Les moteurs de l’Arona. Cinq possibilités

Au choix, des moteurs essence TSI turbocompressés ou des moteurs diesel TDI.
Les TSI sont des trois cylindres de 1 litre de 95 ch (transmission manuelle à cinq vitesses), et 115 ch (couplé à une boîte de vitesses manuelle à six rapports ou boîte de vitesses DSG à double embrayage et sept rapports). En prime, Il existe aussi une version suréquipée propulsée par un 1.5 TSI de 150 ch avec boîte manuelle à six vitesses.

 

Pour les motorisations diesel, on retrouve le 1.6 TDI, également disponible en 95 ch (avec boîte manuelle à cinq vitesses ou DSG7) et 115 ch (boîte manuelle à six vitesses).
Une précision à propos de la lettre « X » plaquée sur le montant arrière, elle est présente pour le fun, car contrairement à ce qu'elle semble annoncer, l'Arona ne dispose pas de transmission intégrale.
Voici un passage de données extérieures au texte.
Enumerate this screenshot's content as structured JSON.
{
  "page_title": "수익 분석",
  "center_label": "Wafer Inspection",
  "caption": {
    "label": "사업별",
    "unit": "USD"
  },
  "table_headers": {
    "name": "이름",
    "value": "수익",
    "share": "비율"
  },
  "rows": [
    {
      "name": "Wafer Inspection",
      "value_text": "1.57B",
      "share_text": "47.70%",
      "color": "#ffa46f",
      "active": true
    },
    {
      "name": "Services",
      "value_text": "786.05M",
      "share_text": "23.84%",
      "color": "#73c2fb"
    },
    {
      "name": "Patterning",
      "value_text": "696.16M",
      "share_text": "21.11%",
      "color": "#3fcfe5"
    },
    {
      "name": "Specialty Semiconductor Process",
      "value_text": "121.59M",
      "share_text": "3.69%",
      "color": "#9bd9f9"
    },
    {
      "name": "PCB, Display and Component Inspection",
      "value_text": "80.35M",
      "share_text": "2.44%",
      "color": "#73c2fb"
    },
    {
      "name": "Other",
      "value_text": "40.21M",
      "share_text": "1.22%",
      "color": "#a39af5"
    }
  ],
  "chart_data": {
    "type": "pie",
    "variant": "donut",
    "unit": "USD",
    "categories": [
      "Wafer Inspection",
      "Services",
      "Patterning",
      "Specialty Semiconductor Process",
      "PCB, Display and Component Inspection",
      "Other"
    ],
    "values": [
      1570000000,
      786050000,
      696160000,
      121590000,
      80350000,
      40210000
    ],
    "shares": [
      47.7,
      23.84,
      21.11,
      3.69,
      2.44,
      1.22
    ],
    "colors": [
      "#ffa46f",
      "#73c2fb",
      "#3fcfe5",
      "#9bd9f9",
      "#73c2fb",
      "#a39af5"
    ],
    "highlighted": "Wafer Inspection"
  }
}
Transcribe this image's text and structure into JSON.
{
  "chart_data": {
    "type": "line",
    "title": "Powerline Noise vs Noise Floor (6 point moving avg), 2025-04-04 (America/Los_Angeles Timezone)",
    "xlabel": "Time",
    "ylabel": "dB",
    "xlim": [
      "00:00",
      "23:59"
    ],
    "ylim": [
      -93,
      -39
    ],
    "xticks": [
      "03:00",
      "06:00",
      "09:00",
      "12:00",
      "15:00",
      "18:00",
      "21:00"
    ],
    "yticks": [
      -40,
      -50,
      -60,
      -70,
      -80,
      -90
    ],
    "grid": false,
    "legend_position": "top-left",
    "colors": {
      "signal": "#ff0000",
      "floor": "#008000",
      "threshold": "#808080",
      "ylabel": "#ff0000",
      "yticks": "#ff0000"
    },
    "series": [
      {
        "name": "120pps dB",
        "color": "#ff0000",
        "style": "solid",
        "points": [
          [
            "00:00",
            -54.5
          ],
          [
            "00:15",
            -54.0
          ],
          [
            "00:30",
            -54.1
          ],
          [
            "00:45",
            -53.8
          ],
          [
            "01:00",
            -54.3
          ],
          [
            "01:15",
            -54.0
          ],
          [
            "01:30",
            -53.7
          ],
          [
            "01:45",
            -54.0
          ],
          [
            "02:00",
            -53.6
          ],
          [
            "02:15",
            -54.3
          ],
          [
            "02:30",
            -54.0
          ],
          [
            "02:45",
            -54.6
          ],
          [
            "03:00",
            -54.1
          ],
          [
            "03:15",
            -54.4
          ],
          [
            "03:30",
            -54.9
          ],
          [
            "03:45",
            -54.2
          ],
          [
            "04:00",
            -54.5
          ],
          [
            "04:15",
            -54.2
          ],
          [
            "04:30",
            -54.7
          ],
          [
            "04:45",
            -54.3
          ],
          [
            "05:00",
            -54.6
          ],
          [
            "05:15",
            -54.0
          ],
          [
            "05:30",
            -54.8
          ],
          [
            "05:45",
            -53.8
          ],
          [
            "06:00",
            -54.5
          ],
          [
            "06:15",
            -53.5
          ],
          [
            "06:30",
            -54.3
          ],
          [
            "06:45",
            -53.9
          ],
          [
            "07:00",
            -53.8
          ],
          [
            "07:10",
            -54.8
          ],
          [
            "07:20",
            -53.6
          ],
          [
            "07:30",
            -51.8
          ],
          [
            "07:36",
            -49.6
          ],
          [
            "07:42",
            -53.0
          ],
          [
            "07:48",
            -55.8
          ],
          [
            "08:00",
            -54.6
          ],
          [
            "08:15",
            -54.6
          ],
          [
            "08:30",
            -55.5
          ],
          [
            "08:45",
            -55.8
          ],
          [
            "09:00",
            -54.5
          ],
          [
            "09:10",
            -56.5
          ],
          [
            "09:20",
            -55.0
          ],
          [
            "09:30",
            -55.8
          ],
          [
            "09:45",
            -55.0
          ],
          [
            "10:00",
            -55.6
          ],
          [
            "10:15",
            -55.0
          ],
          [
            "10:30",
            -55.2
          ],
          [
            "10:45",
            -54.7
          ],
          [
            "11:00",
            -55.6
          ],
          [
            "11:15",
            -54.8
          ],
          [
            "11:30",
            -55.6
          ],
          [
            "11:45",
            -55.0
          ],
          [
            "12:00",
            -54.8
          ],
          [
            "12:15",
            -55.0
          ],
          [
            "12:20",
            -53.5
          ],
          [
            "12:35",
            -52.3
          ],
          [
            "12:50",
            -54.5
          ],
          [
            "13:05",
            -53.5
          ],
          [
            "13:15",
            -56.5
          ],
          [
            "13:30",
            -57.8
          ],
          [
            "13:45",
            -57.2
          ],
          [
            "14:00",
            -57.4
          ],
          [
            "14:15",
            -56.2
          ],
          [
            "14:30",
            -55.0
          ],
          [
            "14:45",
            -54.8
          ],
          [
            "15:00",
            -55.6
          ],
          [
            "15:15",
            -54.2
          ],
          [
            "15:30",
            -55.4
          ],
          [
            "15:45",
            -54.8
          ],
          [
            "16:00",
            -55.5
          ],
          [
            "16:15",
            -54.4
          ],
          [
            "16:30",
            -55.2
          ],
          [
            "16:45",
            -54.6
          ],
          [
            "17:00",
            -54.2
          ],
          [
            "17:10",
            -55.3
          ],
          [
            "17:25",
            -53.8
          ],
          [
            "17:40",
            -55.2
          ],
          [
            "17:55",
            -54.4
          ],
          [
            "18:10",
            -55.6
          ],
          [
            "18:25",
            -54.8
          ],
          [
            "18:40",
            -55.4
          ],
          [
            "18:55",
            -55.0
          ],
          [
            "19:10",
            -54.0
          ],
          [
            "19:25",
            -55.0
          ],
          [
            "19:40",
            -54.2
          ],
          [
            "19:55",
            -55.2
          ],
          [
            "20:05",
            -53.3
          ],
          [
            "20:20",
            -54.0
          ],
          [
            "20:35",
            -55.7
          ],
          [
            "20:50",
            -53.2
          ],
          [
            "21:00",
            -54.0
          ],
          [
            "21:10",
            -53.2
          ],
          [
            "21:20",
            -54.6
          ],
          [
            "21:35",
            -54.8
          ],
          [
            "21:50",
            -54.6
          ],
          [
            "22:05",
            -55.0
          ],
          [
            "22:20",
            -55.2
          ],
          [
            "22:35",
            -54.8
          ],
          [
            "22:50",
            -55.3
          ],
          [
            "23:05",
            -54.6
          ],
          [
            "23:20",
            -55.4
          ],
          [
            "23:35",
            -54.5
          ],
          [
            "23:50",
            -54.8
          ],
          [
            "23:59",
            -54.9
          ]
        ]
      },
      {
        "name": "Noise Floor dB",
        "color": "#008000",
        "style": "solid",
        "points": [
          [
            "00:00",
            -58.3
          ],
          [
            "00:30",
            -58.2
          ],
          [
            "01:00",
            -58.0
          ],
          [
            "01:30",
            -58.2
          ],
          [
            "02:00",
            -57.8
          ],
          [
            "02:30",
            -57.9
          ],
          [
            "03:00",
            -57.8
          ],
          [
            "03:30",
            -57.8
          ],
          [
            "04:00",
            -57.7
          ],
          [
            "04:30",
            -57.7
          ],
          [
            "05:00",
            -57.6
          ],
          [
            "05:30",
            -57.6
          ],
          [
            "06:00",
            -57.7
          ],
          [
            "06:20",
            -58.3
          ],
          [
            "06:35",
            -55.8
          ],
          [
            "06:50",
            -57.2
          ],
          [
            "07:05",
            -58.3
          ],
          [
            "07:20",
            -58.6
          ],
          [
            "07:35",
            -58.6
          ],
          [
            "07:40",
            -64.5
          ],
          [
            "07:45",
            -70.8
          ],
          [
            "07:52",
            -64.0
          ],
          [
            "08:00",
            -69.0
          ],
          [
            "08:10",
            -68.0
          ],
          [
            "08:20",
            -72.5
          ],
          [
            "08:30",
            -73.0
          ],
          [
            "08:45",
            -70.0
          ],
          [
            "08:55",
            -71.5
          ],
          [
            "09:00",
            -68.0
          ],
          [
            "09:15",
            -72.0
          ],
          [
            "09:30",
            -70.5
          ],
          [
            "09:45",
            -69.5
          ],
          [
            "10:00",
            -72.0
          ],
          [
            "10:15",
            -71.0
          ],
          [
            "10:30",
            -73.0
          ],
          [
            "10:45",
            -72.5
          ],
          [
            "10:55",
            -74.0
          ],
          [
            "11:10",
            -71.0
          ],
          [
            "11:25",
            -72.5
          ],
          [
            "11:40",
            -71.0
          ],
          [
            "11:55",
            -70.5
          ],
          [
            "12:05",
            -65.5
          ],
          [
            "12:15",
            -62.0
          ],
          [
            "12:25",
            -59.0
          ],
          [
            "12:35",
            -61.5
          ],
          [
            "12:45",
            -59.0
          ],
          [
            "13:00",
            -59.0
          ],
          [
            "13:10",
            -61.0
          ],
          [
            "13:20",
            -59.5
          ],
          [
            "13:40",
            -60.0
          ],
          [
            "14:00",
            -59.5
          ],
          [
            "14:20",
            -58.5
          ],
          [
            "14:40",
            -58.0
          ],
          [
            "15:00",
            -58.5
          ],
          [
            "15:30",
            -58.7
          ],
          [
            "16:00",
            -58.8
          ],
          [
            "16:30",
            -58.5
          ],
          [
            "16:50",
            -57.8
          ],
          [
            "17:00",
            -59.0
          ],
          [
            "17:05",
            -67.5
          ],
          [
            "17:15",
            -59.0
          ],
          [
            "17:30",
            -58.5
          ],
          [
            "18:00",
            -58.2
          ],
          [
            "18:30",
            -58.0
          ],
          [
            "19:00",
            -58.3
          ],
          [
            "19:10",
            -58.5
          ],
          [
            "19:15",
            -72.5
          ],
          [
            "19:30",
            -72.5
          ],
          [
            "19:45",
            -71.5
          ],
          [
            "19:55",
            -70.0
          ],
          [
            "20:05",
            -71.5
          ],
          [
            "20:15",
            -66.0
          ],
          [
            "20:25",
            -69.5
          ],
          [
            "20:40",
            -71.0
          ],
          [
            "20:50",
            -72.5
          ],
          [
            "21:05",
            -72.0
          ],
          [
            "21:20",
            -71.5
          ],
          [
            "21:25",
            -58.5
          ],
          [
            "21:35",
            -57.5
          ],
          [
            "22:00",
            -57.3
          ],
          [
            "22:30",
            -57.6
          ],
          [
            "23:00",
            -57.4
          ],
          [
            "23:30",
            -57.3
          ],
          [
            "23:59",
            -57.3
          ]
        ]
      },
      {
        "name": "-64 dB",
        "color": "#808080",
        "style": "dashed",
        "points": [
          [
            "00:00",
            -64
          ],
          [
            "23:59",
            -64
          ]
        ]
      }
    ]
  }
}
Il est seulement proposé en 2 roues motrices. Il bénéficie simplement d'une garde au sol rehaussée de 5 cm par rapport à l'Ibiza. Juste de quoi escalader quelques (petits) trottoirs.

 

De beaux équipements

La finition d’entrée de gamme baptisée Reference est uniquement disponible avec les motorisations de base (95 ch). Elle dispose de l’essentiel: six airbags, aide au démarrage en côte, freinage d’urgence autonome en ville, climatisation manuelle, quatre vitres électriques, limiteur de vitesse, prise USB, connexion Bluetooth.

 

Le niveau Style ajoute un peu de glamour et de fonctionnalité avec le GPS, les feux de jours à diodes, les jantes alliage de 16 pouces, le régulateur de vitesse ou encore le chargeur à induction.

 

Au dessus se positionne l’Xcellence. On gagne la climatisation automatique bi-zone, l’accès et le démarrage mains libres, les radars de recul, les rétroviseurs rabattables électriquement, les feux arrière à diodes, les phares et les essuie-glaces automatiques.

 

Enfin mais snobant le moteurs essence le plus petit et réservée au diesel le plus puissant arrive la finition FR qui représente le haut de gamme sportif. Cette finition ajoute au niveau précédent (Style) les phares à LED, les jantes alliage 17 pouces, la climatisation automatique bi-zone, la caméra de recul, la régulation de conduite (quatre modes), les rétroviseurs rabattables électriquement, la suspension sport, le combiné d’instruments numérique, les phares et les essuie-glaces automatiques, et une sellerie spécifique.

 

Conclusion

En résumé, l’Arona est un crossover bien né. Cependant, il reste encore un peu trop germanique et manque vraiment “d’accent espagnol”. Mais on oublie vite ce petit travers au moment de signer le chèque pour son achat, car il est bien inférieur à celui que réclame Volkswagen pour la plupart de ses autres cousins crossovers au sein du catalogue VAG.